A DWP spokesperson said: “As is standard practice across the Civil Service, only staff performing well in their role receive a bonus. All payments follow strict Cabinet Office rules.”
By Paul Hutcheon Political Editor, Daily Record
Poverty rising
Full Fact reported that around 14.3 million people in the UK now live in poverty. Of these
“8.3 million are working-age adults, 4.6 million are children, and 1.3 million are of pension age”.
“Working-age people in poverty are increasingly likely to be in working families”.
Tory MPs continually boast about “record high” employment. Yet, what they fail to mention is the number of these jobs that are precarious zero-hours contracts. As The Canary reported, not only is the UK’s wage growth far behind other countries, but 844,000 people in the UK are also on zero-hours contracts. Many people on low-wages now rely on Universal Credit.

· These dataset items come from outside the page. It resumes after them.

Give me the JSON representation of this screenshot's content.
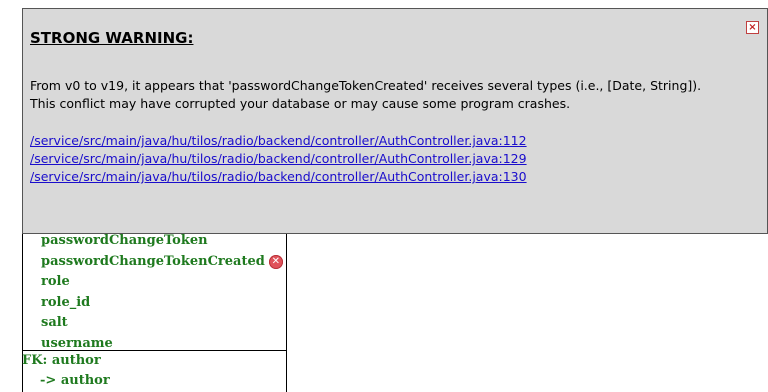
{
  "entity": {
    "fields": [
      {
        "name": "passwordChangeToken",
        "error": false
      },
      {
        "name": "passwordChangeTokenCreated",
        "error": true
      },
      {
        "name": "role",
        "error": false
      },
      {
        "name": "role_id",
        "error": false
      },
      {
        "name": "salt",
        "error": false
      },
      {
        "name": "username",
        "error": false
      }
    ],
    "fk": {
      "label": "FK: author",
      "target": "-> author"
    }
  },
  "warning": {
    "title": "STRONG WARNING:",
    "close_symbol": "×",
    "message_line1": "From v0 to v19, it appears that 'passwordChangeTokenCreated' receives several types (i.e., [Date, String]).",
    "message_line2": "This conflict may have corrupted your database or may cause some program crashes.",
    "links": [
      "/service/src/main/java/hu/tilos/radio/backend/controller/AuthController.java:112",
      "/service/src/main/java/hu/tilos/radio/backend/controller/AuthController.java:129",
      "/service/src/main/java/hu/tilos/radio/backend/controller/AuthController.java:130"
    ]
  }
}
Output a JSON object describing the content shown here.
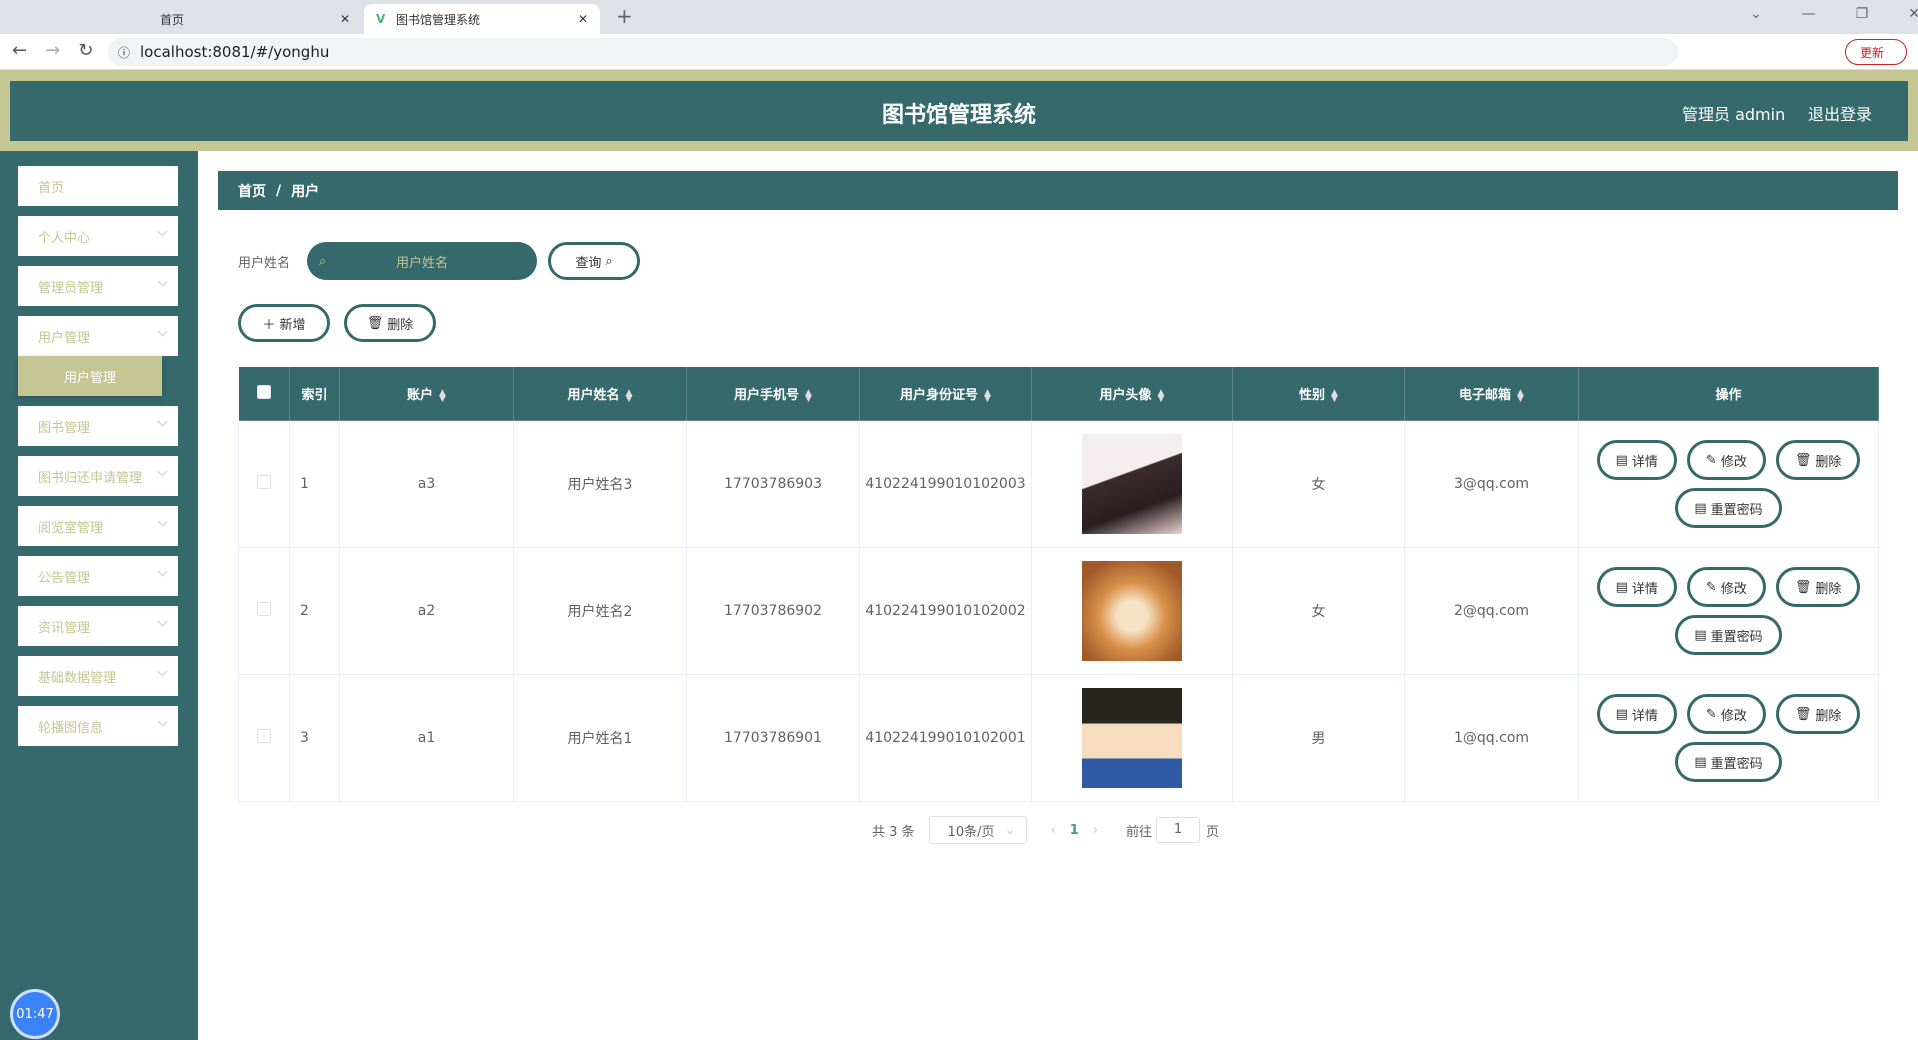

In 2015, Iain Duncan Smith, then DWP secretary, claimed that Universal Credit “guarantees you will always be better off in work than on benefits”.
But as the past five years have shown, under Universal Credit, work doesn’t necessarily pay. Universal Credit has forced some people to use food banks and made others homeless.
And according to the Financial Times: The 2010s saw living standards in the UK grow at their slowest rate since the second world war, even though… employment grew at a record rate.
Fat-cat bosses
According to the High Pay Centre thinktank: FTSE 100 CEOs only need to work until just before 17.00 on Monday 6 January 2020 in order to make the same amount of money that the typical full-time employee will in the entire year.
But even this shocking figure doesn’t tell the full story. Because it’s based on an average full-time salary of “£29,559 in 2018, equivalent to £14.37 an hour”. Given that the current hourly minimum wage is £8.21, even Boris Johnson’s proposed raise to £8.72 won’t take most workers anywhere close to £29,000. This also masks the surge of insecure zero-hours jobs.
In 2019, according to the Office for National Statistics, the “proportion of low-paid part-time employee jobs” was triple that of full-time jobs. Dig deeper, and the government’s own statistics reveal:
Between April 2018 and April 2019, 35.7% of full-time employees experienced a real-term pay decrease or pay freeze.
This was, at least, “a reduction from 43.3% in 2018”.
Lavery’s on the ball
In 2019, Labour’s Ian Lavery quite rightly called the Conservatives the “party of the billionaires”. And Sultana’s spot on, because the Tories truly do have a “shameful record”. Johnson’s majority government pivots on the rich getting richer while even those working continue to get poorer. We can’t trust them at all. But at least with MPs like Sultana in the Commons, someone’s holding them to account.